La nature a cette particularité, qu'après avoir opéré reprend ses droits et se soucie peu des conséquences de son passage. A ce propos, le grand poète Réunionnais du 19e siècle Leconte De Lisle disait à juste titre "la nature se rit des souffrances humaines, et garde pour sa part le calme et la splendeur". Le départ du sélectionneur des cœlacanthes a créé ce sentiment au sein de la population qui allie crainte et appréhension.
Comme toute fatalité, malgré son caractère inéluctable, elle finit toujours par surprendre. Le départ de Coach Amir Abdou bien que dans les tablettes depuis un moment, a pris tout le monde au dépourvu.
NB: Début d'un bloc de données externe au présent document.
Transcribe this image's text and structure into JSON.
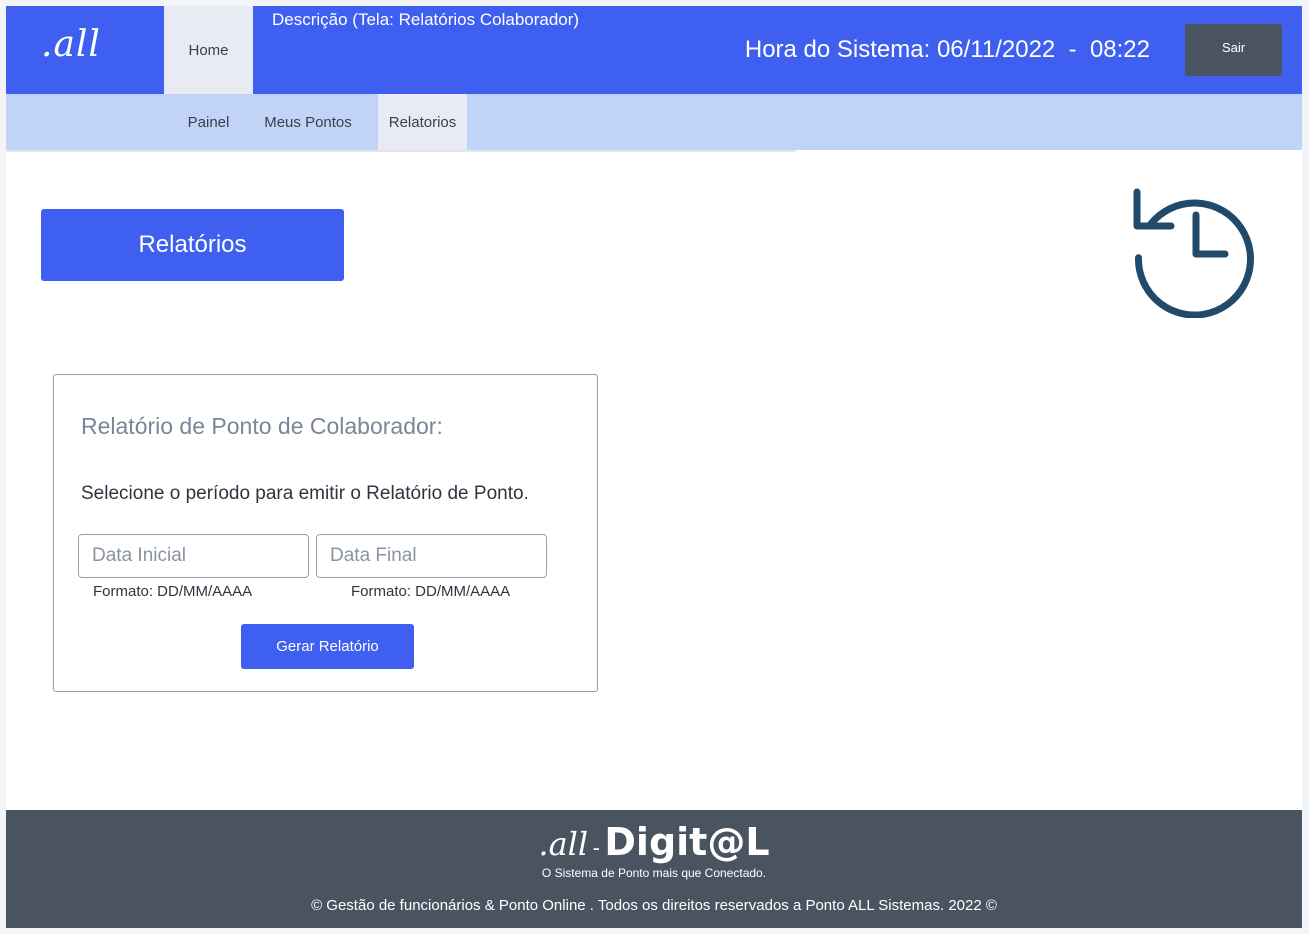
{
  "header": {
    "logo_text": ".all",
    "home_label": "Home",
    "description": "Descrição (Tela: Relatórios Colaborador)",
    "clock_label": "Hora do Sistema: 06/11/2022  -  08:22",
    "logout_label": "Sair"
  },
  "subnav": {
    "items": [
      {
        "label": "Painel"
      },
      {
        "label": "Meus Pontos"
      },
      {
        "label": "Relatorios",
        "active": true
      }
    ]
  },
  "banner": {
    "label": "Relatórios",
    "icon": "history-clock-icon",
    "icon_color": "#1f4a6b"
  },
  "report_card": {
    "title": "Relatório de Ponto de Colaborador:",
    "subtitle": "Selecione o período para emitir o Relatório de Ponto.",
    "start_date": {
      "value": "",
      "placeholder": "Data Inicial",
      "hint": "Formato: DD/MM/AAAA"
    },
    "end_date": {
      "value": "",
      "placeholder": "Data Final",
      "hint": "Formato: DD/MM/AAAA"
    },
    "submit_label": "Gerar Relatório"
  },
  "footer": {
    "brand_all": ".all",
    "brand_dash": "-",
    "brand_digital": "Digit@L",
    "tagline": "O Sistema de Ponto mais que Conectado.",
    "copyright": "© Gestão de funcionários & Ponto Online .  Todos os direitos reservados a Ponto ALL Sistemas.  2022 ©"
  },
  "colors": {
    "primary": "#3e5ff0",
    "subnav_bg": "#c2d3f8",
    "active_tab_bg": "#e9ebf3",
    "dark": "#4a5460",
    "icon": "#1f4a6b"
  }
}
De part sa scénographie, une déclaration par visioconférence, par l'endroit choisi, la présidence de la République que par le contenu même de sa déclaration. Si le message en soi ne souffre d'aucune ambiguïté « Aujourd'hui, j'ai décidé de quitter ce poste de sélectionneur après 8 années de ce qui me semble important de ne pas tomber dans le piège de la stricte continuité ». Le fait de s'adresser directement aux plus hautes autorités du pays qu'à celles de la FFC a quelque peu alimenté la polémique. Passé le tintamarre de l'étonnement, il faudra poser la question essentielle. Que faire après le retrait du coach.
Annoncé un peu partout mais, avec persistance aux Mourabitounes (équipe nationale de la Mauritanie), ce retrait met au défi la FFC de lui trouver un remplaçant dans les meilleurs délais afin de faire face aux nombreuses échéances à venir. Ce saut vers l'inconnu inquiète d'autant plus que nous sommes à 3 mois (1er au 14 juin) du début des éliminatoires de la CAN 2023.
Le départ du sélectionneur va engendrer tout un déséquilibre dans toute la chaîne de prise de décision. Comment la fédération va gérer cette situation un mois avant l'unique match test des verts avant le début des éliminatoires de la CAN ivoirienne. Y a-t-il déjà des tractations au niveau du Comité Exécutif pour un éventuel remplaçant. On ne saurait le dire mais, d'ors et déjà des noms commencent à circuler dans le petit monde du ballon rond.
L'ancien international Comorien, Djamal Bacar qui vient de finir ses diplômes d'entraîneur est cité parmi les sérieux candidats. L'autre nom qui revient sans cesse dans les commentaires est celui d'Ibrahim Rachidi, l'ancien capitaine des verts. Le Bielsa Comorien comme on l'appelle dans le milieu, est entrain de faire un travail remarquable depuis 2018 avec les U16 de l'Olympique de Marseille. Sans doute le choix de la FFC sera animé avant tout par un souci de stabilité. Changement dans la continuité pour éviter des grands bouleversements qui viendraient remettre en cause tout ce qui a été fait ces 10 dernières années.
Alors dans cette éventualité le nom de Younès Zerdouk sonne comme le choix de la raison. Adjoint d'Amir Abdou depuis quelques années, il a le profil pour lui succéder. Sa connaissance du terrain, le lien affectif qu'il a créé avec les joueurs mais surtout son calme qu'il a démontré lors du 8e de finale de la CAN fait de lui un candidat sérieux à la succession d'Amir Abdou. D'autres noms jusqu'e là peu évoqués, commencent à raisonner semble-t-il dans la maison de la FFC sise à Oasis.
Selon un site qui se fait appeler "CAN 2023", la FFC serait en négociation pour s'engager les services du sorcier blanc (Claude Leroy). Grand admirateur des Cœlacanthes, l'ancien coach du Togo et champion d'Afrique avec le Cameroun en 1986, serait en bonne position pour reprendre le flambeau d’Amir Abdou.